Stability comes from the coordination of the center of gravity and the base of support (the surface on which the body is in contact with the ground); a large center of gravity alone won’t do if your base of support is small. The better they work together, the more stable your movements.
There are two key lessons to ensure stability:
1. Know your center of gravity.
This is found around the stomach and hip area. Practice feeling into this point in your body with the strongest gravitational pull. This way you’ll move with more awareness of your core and remain stable in all positions.
2. Make your base as big as possible.
Your connection to the ground is either through your hands, your feet or both. Get a clear sense of where and how you are connected to the ground and broaden your connection if you can.
Stability is more than simply strength. It’s the effective control of balance, the alignment of the body and, in connection to mobility, the coordinated activation of muscles. It’s logical: the firmer your foundation, the more controlled and coordinated your movements will be. The key phrase here is “quality of movement”.

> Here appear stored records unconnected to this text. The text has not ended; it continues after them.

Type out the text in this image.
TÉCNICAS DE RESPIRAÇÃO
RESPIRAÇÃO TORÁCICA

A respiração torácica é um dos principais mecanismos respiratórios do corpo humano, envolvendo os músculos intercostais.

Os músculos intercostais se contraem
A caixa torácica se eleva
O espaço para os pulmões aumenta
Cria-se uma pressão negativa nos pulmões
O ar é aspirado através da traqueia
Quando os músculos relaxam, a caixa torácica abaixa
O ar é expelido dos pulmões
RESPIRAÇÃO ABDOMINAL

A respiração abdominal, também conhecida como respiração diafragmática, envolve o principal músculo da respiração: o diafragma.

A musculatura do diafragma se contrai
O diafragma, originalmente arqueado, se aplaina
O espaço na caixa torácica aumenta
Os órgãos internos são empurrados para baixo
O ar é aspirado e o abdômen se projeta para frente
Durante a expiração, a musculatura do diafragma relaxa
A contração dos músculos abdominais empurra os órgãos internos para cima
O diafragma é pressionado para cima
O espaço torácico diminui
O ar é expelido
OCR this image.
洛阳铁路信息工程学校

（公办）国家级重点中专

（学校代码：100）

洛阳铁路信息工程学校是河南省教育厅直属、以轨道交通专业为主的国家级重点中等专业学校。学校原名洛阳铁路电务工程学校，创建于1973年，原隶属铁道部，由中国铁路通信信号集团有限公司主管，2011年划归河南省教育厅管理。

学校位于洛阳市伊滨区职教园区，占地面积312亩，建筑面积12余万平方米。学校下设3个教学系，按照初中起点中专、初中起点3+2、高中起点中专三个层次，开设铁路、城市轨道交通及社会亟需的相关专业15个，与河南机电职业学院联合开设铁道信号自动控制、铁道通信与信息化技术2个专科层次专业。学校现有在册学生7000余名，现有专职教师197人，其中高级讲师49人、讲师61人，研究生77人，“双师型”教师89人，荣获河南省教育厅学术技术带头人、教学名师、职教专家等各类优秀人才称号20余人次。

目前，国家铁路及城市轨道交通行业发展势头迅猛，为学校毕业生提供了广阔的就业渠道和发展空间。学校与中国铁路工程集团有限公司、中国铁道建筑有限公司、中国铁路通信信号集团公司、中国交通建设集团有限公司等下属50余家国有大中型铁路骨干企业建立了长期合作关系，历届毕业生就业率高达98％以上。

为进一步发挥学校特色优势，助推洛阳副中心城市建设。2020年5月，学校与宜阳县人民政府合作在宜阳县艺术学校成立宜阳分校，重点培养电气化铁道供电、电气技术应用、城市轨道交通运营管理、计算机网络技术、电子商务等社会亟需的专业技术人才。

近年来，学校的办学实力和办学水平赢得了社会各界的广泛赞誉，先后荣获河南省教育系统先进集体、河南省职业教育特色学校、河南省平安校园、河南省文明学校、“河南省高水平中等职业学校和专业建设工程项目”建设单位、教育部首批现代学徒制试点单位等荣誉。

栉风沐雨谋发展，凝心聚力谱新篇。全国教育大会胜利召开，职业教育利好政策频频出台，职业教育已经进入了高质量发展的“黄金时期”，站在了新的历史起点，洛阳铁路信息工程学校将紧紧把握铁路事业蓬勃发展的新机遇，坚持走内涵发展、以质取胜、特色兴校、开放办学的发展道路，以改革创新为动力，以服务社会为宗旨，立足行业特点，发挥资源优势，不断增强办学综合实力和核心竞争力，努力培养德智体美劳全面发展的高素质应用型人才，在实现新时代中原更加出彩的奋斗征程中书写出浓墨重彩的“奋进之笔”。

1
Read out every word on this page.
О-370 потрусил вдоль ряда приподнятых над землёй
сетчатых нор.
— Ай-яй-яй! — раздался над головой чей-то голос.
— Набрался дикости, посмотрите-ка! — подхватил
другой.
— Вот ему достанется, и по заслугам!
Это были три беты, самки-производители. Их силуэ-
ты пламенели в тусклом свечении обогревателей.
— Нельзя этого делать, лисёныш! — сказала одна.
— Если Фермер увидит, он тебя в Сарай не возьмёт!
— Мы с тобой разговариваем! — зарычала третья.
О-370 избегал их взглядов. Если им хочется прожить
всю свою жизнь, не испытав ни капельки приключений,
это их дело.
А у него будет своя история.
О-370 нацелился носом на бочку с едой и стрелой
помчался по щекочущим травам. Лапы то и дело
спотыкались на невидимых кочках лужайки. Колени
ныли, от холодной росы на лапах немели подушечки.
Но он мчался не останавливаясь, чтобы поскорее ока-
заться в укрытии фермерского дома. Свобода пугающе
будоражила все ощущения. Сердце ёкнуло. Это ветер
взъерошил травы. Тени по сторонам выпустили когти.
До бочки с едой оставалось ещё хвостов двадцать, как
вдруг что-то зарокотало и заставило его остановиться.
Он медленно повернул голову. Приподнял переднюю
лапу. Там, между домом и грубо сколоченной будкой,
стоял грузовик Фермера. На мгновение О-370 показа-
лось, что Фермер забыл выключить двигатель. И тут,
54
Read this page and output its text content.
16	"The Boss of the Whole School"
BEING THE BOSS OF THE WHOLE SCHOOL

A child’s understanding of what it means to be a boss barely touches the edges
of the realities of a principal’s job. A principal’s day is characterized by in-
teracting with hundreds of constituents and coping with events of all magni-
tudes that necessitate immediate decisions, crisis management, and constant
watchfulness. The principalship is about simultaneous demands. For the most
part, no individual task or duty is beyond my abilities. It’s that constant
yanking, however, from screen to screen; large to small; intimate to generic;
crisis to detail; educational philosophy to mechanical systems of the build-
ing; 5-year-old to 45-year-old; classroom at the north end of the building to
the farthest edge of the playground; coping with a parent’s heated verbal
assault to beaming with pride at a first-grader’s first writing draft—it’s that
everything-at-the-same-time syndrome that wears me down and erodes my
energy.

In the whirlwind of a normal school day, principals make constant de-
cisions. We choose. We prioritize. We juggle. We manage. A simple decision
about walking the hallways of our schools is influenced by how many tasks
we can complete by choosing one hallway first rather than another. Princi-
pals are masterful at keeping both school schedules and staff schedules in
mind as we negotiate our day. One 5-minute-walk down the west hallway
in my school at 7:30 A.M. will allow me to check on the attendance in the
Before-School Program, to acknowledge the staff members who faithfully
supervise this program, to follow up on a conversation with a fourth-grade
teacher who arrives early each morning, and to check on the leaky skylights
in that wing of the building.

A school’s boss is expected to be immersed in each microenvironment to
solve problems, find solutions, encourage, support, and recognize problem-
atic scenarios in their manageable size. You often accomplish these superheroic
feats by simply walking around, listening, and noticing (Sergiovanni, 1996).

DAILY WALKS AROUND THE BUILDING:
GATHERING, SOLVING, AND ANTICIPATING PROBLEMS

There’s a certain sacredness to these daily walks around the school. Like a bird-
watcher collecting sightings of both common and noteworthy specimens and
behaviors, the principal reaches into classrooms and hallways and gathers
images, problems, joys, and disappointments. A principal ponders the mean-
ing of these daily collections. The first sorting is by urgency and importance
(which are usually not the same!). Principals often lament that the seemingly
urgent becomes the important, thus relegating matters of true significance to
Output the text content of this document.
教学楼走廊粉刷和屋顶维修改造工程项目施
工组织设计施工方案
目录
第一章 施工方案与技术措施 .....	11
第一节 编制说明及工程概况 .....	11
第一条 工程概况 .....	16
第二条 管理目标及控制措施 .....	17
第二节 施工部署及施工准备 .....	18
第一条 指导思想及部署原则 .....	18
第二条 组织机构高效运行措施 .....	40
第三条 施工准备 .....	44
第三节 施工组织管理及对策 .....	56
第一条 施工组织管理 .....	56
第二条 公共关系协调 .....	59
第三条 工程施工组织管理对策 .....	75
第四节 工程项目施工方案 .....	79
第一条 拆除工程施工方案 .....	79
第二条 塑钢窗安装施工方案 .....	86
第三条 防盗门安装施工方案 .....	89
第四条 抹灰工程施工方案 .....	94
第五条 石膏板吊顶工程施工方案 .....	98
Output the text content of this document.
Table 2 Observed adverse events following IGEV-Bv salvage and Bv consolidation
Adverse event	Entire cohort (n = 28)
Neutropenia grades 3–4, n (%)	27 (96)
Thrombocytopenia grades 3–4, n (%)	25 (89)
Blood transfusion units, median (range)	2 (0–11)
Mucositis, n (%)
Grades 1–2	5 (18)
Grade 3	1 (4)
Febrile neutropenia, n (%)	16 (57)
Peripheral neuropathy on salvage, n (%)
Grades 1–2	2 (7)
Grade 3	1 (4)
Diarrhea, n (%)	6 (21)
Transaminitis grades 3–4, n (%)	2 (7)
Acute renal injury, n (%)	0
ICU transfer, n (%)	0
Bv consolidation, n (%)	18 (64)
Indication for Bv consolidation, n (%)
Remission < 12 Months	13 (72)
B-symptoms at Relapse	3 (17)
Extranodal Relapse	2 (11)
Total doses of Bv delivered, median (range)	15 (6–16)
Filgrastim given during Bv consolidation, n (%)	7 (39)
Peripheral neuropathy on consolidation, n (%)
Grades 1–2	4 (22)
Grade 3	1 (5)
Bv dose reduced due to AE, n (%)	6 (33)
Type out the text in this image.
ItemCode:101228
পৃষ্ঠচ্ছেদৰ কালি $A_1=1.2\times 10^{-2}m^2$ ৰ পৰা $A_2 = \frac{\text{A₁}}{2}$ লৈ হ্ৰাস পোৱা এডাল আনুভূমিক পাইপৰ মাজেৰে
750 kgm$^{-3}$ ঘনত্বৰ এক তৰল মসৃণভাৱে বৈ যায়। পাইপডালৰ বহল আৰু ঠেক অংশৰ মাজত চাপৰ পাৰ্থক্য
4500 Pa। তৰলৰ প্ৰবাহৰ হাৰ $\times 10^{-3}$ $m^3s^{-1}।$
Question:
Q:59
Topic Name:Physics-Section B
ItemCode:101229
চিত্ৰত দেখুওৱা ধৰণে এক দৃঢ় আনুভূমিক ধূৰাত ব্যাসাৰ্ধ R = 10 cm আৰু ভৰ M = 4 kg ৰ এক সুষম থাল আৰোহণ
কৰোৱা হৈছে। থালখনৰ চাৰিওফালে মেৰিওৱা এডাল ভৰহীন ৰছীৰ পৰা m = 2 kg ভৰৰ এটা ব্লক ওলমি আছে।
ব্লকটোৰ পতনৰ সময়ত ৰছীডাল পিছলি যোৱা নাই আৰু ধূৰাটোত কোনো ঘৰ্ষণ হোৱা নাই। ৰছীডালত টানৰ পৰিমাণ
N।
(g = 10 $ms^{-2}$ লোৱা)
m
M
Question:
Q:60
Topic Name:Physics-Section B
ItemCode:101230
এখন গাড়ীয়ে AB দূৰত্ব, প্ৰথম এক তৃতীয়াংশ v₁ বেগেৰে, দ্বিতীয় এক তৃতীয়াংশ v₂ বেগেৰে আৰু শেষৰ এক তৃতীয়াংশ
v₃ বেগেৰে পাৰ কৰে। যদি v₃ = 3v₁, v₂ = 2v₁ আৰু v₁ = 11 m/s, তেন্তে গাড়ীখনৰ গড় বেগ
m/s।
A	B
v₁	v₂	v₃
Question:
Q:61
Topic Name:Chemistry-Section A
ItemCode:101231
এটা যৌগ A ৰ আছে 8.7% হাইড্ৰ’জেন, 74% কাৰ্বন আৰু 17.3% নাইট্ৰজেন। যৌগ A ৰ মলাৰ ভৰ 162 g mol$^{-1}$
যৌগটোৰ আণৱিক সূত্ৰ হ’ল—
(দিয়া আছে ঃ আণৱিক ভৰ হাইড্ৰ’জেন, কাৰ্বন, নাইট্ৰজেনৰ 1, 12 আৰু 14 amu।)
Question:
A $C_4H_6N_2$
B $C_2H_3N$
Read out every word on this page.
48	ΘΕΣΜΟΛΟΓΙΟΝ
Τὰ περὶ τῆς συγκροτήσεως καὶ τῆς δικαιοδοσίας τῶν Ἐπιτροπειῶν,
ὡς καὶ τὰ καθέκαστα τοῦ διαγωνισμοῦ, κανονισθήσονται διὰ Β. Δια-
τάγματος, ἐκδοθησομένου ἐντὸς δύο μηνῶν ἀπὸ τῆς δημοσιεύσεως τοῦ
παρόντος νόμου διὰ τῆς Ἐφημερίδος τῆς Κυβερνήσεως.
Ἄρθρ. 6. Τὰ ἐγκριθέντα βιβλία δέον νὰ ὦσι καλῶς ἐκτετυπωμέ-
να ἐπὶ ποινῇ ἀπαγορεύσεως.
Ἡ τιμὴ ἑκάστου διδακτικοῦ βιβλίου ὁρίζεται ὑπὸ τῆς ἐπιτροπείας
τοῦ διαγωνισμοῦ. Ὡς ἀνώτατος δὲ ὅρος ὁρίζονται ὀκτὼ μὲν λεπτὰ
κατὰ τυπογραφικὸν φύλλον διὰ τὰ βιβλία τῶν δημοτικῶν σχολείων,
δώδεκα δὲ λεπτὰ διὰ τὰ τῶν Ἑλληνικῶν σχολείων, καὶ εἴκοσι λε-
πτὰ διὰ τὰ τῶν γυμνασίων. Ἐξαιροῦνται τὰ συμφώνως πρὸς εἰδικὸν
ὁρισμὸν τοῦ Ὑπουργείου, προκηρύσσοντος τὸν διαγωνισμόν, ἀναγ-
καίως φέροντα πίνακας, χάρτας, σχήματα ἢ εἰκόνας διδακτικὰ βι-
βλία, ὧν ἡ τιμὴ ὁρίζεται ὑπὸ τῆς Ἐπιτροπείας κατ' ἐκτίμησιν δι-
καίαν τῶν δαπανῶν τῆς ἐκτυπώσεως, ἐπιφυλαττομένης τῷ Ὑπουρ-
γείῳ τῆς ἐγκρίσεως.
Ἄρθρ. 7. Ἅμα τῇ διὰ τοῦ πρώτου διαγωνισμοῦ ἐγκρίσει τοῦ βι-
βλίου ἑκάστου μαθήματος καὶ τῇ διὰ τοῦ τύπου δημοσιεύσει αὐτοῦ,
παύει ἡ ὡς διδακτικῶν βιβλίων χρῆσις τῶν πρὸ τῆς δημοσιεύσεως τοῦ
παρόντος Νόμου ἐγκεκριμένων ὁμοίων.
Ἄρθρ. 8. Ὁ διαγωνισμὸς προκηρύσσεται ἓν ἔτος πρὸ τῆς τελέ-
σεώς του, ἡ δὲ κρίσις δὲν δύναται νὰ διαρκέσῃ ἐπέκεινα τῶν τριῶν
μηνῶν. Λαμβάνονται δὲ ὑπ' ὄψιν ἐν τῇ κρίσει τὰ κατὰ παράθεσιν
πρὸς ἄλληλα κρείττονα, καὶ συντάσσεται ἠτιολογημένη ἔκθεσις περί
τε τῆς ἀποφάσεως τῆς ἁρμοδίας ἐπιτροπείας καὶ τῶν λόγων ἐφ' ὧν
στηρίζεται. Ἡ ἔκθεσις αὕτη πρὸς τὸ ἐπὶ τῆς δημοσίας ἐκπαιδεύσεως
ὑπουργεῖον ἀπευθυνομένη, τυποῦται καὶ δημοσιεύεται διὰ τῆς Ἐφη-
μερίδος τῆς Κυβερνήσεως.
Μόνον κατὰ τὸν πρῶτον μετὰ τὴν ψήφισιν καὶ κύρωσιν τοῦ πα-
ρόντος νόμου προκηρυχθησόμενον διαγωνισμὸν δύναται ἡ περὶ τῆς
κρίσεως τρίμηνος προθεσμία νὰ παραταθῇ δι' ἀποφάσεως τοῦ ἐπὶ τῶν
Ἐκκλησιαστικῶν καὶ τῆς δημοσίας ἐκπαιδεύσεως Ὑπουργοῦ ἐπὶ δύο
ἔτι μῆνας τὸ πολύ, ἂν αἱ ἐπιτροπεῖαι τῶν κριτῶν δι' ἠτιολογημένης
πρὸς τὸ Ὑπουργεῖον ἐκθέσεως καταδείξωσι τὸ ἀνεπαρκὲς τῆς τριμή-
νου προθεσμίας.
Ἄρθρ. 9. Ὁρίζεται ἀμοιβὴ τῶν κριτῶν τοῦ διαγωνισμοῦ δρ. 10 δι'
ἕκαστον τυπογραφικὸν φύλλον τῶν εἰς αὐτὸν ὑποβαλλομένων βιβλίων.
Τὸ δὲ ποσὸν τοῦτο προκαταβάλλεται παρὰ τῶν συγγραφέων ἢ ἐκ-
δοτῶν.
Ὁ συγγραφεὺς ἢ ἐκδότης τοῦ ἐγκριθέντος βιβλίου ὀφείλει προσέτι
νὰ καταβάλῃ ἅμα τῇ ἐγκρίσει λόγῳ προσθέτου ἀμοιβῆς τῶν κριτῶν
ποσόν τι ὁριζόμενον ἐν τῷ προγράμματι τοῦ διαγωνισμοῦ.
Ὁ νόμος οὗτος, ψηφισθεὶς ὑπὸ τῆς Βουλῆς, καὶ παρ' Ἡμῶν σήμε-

Focusing on quality of movement will initially slow down your workouts. This might seem like a step backward. In the long run, however, with increased stability and coordination you will expand your physical capabilities, as you are standing on a broader foundation.
Progression requires a two-pronged approach focusing on both mobility and stability in tandem. Neglecting these could otherwise result in a downward spiral of poor coordination and a reduced capacity to apply the body’s strength.